Fiodor Pavlovitch risquait de tomber en regardant vers la porte qui menait au jardin ; il scrutait les ténèbres ; il allait certainement s’empresser d’ouvrir la porte, sans attendre la réponse de Grouchegnka. Mitia ne broncha point. La lumière éclairait nettement le profil détesté du vieillard, avec sa pomme d’Adam, son nez recourbé, ses lèvres souriant dans une attente voluptueuse. Une colère furieuse bouillonna soudain dans le cœur de Mitia : « Le voilà, mon rival, le bourreau de ma vie ! » C’était un accès irrésistible, l’emportement dont il avait parlé à Aliocha, lors de leur conversation dans le pavillon, en réponse à la question : « Comment peux-tu dire que tu tueras ton père ? »

« Je ne sais pas, avait dit Mitia, peut-être le tuerai-je, peut-être ne le tuerai-je pas.
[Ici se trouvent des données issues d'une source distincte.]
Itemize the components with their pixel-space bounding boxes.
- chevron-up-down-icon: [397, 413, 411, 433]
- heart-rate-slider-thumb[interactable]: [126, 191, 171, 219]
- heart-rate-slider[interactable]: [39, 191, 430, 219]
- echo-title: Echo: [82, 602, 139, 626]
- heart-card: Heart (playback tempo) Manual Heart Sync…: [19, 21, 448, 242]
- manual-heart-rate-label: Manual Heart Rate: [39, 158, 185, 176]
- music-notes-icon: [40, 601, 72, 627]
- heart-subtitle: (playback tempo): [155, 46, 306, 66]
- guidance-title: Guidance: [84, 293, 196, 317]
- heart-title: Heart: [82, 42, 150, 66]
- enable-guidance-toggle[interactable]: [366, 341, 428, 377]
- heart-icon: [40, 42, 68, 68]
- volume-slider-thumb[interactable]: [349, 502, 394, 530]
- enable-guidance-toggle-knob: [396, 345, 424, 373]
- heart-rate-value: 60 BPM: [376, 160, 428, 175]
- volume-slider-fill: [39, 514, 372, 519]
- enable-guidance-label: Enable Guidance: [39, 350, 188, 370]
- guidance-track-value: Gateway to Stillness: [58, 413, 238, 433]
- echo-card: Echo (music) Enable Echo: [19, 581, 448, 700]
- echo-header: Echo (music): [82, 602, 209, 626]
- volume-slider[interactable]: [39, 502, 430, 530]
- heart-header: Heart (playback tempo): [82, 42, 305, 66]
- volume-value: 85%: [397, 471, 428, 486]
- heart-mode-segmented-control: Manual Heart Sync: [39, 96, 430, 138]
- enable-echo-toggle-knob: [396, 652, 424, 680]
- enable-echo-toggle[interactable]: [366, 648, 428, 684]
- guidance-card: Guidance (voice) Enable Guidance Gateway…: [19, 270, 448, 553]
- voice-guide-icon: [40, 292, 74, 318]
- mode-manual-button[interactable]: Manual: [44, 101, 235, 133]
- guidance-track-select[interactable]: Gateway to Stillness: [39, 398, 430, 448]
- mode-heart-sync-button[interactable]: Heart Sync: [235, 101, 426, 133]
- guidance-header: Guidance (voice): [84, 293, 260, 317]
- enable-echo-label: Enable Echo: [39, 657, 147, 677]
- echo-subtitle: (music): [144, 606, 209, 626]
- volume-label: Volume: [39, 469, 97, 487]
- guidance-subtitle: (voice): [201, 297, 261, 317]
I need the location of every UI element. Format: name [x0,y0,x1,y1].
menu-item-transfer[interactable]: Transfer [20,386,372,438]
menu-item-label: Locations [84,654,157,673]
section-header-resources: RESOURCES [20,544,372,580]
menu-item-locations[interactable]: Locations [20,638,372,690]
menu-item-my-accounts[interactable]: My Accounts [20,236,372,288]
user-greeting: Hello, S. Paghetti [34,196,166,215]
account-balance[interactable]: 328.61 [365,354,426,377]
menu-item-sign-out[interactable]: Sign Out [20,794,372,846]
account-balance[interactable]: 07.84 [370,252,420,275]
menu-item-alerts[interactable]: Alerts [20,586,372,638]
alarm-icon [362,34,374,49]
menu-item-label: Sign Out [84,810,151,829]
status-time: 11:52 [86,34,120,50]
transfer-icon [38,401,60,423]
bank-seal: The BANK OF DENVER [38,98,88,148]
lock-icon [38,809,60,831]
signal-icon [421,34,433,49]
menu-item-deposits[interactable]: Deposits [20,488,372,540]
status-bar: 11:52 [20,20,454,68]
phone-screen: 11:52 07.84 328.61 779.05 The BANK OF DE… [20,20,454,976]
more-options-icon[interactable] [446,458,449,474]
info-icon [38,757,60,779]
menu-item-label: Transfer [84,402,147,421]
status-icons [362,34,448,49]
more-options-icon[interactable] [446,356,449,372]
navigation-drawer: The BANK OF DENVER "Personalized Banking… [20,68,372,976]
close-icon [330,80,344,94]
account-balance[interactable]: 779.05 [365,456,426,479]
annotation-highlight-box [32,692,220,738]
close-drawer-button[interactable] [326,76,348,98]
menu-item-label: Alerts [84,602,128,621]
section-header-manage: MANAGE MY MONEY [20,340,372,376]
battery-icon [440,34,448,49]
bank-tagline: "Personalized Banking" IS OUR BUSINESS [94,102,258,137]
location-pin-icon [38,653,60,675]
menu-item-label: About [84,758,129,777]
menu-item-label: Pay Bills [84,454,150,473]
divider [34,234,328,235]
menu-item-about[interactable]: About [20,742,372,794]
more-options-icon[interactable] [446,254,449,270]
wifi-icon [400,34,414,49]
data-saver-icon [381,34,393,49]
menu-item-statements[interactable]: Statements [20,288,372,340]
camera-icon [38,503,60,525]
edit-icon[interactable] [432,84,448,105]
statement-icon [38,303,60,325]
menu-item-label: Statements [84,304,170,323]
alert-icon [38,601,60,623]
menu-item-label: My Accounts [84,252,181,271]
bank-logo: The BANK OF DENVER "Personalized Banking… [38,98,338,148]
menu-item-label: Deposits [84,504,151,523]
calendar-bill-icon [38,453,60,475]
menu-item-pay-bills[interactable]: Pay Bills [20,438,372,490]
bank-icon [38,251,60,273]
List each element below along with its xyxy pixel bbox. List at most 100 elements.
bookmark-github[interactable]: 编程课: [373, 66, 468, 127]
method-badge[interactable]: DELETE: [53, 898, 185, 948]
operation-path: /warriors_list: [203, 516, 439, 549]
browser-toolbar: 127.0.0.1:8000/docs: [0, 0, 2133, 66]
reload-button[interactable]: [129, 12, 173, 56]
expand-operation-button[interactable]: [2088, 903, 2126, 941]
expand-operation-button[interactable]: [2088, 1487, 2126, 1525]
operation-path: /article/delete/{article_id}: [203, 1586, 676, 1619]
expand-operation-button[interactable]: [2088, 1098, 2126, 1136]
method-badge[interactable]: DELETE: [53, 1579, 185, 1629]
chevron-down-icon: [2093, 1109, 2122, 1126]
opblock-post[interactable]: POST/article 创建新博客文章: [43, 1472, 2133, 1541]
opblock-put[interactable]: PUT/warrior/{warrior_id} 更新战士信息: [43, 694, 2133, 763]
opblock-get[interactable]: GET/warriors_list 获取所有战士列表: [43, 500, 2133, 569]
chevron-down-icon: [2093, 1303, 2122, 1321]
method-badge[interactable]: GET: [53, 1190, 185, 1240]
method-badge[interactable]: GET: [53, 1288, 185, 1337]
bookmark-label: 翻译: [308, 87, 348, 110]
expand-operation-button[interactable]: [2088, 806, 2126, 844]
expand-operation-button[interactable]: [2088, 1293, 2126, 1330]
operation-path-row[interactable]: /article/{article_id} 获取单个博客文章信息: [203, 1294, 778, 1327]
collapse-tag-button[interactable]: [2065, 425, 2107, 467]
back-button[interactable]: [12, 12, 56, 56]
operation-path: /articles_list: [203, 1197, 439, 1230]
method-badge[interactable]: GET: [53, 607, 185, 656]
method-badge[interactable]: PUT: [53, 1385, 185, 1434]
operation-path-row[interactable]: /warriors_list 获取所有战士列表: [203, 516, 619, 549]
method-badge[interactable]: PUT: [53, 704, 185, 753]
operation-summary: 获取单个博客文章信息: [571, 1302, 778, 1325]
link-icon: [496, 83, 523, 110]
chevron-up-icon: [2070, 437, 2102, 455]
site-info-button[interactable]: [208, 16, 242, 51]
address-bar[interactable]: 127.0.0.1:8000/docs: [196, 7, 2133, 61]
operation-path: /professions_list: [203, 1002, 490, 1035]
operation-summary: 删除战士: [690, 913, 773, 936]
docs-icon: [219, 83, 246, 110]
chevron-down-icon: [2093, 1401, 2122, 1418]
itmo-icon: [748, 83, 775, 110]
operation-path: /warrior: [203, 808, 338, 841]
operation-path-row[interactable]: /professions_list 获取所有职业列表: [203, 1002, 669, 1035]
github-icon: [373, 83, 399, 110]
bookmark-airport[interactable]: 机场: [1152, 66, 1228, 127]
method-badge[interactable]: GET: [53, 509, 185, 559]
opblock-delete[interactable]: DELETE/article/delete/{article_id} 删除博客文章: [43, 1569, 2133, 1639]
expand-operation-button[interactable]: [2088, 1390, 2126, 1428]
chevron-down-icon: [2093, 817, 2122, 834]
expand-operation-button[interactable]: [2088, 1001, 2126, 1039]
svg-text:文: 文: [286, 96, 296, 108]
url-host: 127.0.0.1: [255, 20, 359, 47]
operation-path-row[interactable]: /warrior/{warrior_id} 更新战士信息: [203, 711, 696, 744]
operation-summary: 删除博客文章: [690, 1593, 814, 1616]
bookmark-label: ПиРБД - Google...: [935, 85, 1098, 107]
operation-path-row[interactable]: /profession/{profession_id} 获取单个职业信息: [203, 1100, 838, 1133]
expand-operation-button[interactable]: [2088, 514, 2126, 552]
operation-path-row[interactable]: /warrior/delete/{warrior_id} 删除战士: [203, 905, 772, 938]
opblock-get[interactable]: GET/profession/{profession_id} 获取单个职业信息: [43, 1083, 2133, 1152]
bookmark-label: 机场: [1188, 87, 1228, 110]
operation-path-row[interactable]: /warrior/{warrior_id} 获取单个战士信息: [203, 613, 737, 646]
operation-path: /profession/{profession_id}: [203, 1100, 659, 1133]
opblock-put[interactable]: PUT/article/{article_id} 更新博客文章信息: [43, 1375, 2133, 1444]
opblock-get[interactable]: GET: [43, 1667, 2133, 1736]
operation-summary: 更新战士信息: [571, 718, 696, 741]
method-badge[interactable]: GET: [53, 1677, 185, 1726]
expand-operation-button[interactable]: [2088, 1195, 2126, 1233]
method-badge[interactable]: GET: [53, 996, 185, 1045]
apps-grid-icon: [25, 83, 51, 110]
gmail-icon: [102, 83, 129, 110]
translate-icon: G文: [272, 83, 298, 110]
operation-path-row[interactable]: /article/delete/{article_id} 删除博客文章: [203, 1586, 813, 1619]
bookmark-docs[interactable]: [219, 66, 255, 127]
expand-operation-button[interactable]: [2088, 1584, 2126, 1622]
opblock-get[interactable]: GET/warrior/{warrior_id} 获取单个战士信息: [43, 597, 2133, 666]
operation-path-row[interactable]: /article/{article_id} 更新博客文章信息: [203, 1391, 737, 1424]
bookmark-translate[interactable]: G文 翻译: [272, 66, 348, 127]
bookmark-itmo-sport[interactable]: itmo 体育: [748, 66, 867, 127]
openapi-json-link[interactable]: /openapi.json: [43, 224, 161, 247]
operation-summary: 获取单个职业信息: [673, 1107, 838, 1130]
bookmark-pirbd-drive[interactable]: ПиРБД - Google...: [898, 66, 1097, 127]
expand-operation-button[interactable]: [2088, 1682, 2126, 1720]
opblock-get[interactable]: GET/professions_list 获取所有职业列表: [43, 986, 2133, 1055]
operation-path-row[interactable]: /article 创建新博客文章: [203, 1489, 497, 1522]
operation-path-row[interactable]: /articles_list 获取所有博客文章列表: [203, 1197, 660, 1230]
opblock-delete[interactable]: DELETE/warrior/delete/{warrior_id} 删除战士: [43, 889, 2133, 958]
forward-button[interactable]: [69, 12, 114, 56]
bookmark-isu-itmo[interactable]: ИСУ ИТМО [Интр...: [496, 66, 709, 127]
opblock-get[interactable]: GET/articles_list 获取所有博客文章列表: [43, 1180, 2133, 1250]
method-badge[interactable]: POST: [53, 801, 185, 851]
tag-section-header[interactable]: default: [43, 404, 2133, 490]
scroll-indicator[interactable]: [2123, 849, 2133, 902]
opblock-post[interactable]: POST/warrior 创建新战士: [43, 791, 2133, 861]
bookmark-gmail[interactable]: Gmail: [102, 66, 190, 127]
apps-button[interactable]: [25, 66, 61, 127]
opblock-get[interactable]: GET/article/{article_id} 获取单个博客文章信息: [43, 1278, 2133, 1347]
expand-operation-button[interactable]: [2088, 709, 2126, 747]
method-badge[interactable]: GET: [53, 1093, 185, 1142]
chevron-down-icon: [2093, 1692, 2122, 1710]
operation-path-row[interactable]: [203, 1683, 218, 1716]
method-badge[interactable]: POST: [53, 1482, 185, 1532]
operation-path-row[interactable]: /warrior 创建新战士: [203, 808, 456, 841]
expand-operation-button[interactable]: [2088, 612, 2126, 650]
Je crains de ne pouvoir supporter son visage à ce moment-là. Je hais sa pomme d’Adam, son nez, ses yeux, son sourire impudent. Il me dégoûte. Voilà ce qui m’effraie ; je ne pourrai pas me contenir… »

Le dégoût devenait intolérable. Mitia hors de lui sortit de sa poche le pilon de cuivre.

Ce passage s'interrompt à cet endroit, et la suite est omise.